Hiçbir ülke ekonomisinin bu kadar sık politika değişikliklerini kaldırması beklenemez. Bu nedenle de Türkiye’de her benzer açıklamayı takiben borsada ciddi düşüşler yaşanıyor, yabancı paralar ise TL’ye karşı değer kazanıyor. Bu dalgalanma durumu hem Türk lirasına hem de Türkiye piyasasına güveni azaltıyor. Geleceğe ilişkin projeksiyonların bozulması hem firmaları hem uluslararası kurumları çok zor durumda bırakıyor ve Türkiye’ye yönelik yatırım planlarının rafa kaldırılmasına neden oluyor. Türkiye’nin bu ekonomik darboğazdan çıkması için hükümetin somut ve uzun vadeli adımları atması gerekmektedir. En önemlisi ise, hükümetin yaşadığımız ekonomik sorunların aslında siyasal olduğunun farkında olarak reform paketlerini oluşturması gerekmektedir. Zira bireysel hakları, ekonomik özgürlükleri, yargı bağımsızlığını ve bürokratik otonomiyi tesis etmeden oluşturulacak ekonomik reform paketlerinin arzu edilen ekonomik refah artışını sağlayamayacağını daha önceki reform girişimlerinde tecrübe ettik.

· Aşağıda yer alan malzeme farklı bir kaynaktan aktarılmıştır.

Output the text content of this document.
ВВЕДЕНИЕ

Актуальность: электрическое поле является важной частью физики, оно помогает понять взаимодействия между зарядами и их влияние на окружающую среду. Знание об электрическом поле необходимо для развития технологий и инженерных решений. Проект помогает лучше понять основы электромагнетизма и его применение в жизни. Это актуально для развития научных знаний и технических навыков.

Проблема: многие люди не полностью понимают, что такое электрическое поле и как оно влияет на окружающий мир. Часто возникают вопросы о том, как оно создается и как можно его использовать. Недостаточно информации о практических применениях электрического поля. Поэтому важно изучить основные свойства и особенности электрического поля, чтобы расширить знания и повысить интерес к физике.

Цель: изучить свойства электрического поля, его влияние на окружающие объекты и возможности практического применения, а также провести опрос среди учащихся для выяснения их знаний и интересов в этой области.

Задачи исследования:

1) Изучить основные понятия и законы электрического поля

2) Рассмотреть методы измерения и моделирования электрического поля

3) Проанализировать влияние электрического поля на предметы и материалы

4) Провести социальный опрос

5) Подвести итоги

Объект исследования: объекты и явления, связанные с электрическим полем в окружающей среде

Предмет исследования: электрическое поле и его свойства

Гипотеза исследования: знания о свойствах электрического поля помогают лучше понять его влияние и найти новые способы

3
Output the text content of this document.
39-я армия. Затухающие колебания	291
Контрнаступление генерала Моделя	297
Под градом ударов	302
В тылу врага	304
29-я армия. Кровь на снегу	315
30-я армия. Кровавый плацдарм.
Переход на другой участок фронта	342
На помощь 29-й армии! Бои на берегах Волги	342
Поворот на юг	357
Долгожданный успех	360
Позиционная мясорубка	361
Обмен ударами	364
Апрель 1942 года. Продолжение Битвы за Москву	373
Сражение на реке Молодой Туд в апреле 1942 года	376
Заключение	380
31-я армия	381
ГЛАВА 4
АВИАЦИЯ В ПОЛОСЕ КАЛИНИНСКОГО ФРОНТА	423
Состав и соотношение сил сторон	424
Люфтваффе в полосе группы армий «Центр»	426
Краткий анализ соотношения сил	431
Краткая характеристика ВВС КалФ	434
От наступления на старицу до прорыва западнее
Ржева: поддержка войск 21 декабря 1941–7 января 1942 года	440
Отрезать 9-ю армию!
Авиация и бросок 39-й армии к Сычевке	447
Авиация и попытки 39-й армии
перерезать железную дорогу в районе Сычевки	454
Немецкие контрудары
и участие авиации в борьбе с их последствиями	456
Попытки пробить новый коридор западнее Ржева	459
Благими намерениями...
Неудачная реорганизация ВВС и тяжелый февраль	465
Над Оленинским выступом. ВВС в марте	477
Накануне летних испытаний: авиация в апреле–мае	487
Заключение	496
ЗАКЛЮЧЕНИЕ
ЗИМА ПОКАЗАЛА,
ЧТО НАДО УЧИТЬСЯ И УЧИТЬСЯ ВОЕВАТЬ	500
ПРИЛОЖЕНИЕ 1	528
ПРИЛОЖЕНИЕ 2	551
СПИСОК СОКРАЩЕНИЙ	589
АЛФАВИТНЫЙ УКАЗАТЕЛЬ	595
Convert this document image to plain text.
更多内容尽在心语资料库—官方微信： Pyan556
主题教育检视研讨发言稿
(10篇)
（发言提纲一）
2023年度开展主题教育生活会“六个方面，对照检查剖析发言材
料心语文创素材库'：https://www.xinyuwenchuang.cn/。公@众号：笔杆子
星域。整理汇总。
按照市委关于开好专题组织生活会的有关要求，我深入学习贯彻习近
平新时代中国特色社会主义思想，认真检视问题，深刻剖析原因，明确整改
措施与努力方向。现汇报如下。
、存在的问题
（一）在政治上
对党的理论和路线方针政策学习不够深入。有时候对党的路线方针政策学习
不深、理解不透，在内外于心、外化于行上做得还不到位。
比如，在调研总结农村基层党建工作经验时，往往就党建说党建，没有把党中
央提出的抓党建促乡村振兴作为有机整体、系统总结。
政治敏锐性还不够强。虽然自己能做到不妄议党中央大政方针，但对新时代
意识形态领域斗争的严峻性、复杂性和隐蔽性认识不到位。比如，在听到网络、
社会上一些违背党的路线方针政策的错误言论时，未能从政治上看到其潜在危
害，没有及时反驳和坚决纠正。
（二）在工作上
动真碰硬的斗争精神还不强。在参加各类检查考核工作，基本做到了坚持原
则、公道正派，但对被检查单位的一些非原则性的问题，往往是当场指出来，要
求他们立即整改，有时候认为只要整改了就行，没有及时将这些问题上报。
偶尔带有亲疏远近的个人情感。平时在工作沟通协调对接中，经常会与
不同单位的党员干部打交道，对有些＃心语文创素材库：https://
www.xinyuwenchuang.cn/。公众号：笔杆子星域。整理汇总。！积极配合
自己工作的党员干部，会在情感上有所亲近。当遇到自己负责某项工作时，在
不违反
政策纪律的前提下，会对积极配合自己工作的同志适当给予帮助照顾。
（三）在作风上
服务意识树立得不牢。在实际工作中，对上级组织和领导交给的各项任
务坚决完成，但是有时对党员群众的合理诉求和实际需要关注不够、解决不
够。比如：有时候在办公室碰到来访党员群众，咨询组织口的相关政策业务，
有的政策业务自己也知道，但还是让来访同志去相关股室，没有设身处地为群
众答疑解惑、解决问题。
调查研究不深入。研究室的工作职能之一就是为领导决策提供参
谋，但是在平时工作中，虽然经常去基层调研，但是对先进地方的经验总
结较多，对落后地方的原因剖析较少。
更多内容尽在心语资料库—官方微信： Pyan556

Öztürk Türkdoğan Gözaltına Alındı
İnsan Hakları Derneği (İHD) Eş Genel Başkanı Öztürk Türkdoğan, İçişleri Bakanı Süleyman Soylu’nun TBMM Genel Kurulu’nda İHD’yi hedef gösteren konuşmasından kısa bir süre sonra gözaltına alındı. Aynı gün tutuklama istemiyle hâkim önüne çıkarılan Türkdoğan, adli kontrol şartıyla serbest bırakıldı. Serbest bırakıldıktan sonra yaptığı açıklamada yasadışı örgüt üyeliği ile suçlandığını açıklayan Türkdoğan, savcılık sorgusunda kamuoyuna yaptığı konuşmalar ve basın açıklamaları ile bazı telefon görüşmelerinin gündeme getirildiğini belirtti. Davet edilerek ifadesi alınabilecekken gözaltına alınmasını eleştiren Türkdoğan hiçbir insan hakları savunucusunun yasadışı örgütlerle işi olmayacağını söyledi. Türkiye’nin eski alışkanlıklarından vazgeçmediğini ve kendine muhalif olarak gördüğü herkese aynı şekilde davranmaya devam ettiğini belirterek bunların doğru olmadığını ve bunların değişmesi gerektiğini vurguladı. Sivil topluma yönelik yeni düzenlemelerin yapıldığı ve denetimlerin artırıldığı bir dönemde İHD başkanının gözaltına alınması, insan hakları savunuculuğu yapan sivil topluma gözdağı verildiği kuşkusu yaratmaktadır.